Harput'un Kalbinde Asırlara Tanık Ulu Cami
Tuba Rahmet Ekinci
Geçtiğimiz hafta Harput’un taş sokaklarında yer alan Cemşit Bey Hamamı’nı konu almış, bu yapının tarih içindeki önemini ele almıştık. Bu hafta ise rotamızı, Harput’un simgelerinden biri olan Ulu Cami’ye çeviriyoruz. Eğri minaresiyle dikkat çeken bu yapı, yüzyıllardır kentin sessiz tanığı olarak ayakta duruyor.
Harput Ulu Cami, Anadolu’daki en eski camilerden biridir. 1156–1157 yıllarında, Artuklu hükümdarı Fahrettin Karaaslan tarafından inşa edilmiştir. Caminin yapımında kesme taş kullanılmış, planı ise erken İslam mimarisinin sade ve işlevsel anlayışıyla şekillendirilmiştir. Beylikler dönemi mimarisinin özelliklerini taşıyan cami, günümüze kadar ayakta kalmayı başarmış nadir yapılardandır. Kare planlı, geniş ve düz tavanlı caminin özgün karakteri, geçirdiği onarımlarla korunmuştur.
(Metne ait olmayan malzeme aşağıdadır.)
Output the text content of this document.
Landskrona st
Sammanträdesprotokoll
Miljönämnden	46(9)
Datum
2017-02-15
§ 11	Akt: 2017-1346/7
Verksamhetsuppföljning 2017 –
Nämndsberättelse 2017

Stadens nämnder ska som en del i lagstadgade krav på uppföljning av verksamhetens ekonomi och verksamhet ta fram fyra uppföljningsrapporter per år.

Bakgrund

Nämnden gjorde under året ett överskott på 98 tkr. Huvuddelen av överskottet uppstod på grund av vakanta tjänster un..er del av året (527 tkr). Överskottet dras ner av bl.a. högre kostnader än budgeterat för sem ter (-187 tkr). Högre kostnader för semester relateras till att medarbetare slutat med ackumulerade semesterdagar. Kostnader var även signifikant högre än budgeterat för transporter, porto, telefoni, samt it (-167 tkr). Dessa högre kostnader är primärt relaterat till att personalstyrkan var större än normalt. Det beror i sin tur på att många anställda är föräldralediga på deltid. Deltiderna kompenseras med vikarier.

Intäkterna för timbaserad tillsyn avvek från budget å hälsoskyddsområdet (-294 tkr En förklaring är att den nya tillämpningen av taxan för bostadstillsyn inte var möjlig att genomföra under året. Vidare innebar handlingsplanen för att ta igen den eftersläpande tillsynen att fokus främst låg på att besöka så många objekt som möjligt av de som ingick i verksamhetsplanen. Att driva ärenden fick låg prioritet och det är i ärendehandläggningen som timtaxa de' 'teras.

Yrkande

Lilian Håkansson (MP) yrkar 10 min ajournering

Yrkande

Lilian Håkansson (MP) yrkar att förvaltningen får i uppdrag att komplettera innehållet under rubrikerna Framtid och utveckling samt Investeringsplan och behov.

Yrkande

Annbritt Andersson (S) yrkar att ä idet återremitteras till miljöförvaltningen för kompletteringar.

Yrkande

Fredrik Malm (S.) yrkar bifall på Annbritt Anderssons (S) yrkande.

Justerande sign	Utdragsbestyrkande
Harput Ulu Cami’nin en dikkat çekici özelliği, eğik minaresidir. Zaman içinde yapısal temellerinde meydana gelen kayma nedeniyle belirgin biçimde eğilen minare, Harputlular tarafından “eğri ama düşmeyen minare” olarak adlandırılır. Bu eğiklik, minarenin dayanıklılığını zedelememiş, aksine ona ayrı bir karakter katmıştır. Minareye dair çeşitli efsane ve hikâyeler, Harput kültüründe önemli bir yer tutar.
Halk anlatılarına göre, minarenin eğikliğinin Harput halkının birlik ve beraberlik içinde olması sayesinde her türlü zorluğa karşı dimdik durduğunu simgelediği söylenir. Minare, Harput halkı için güçlü birlikteliğin ve dayanışmanın simgesi olarak kabul edilir.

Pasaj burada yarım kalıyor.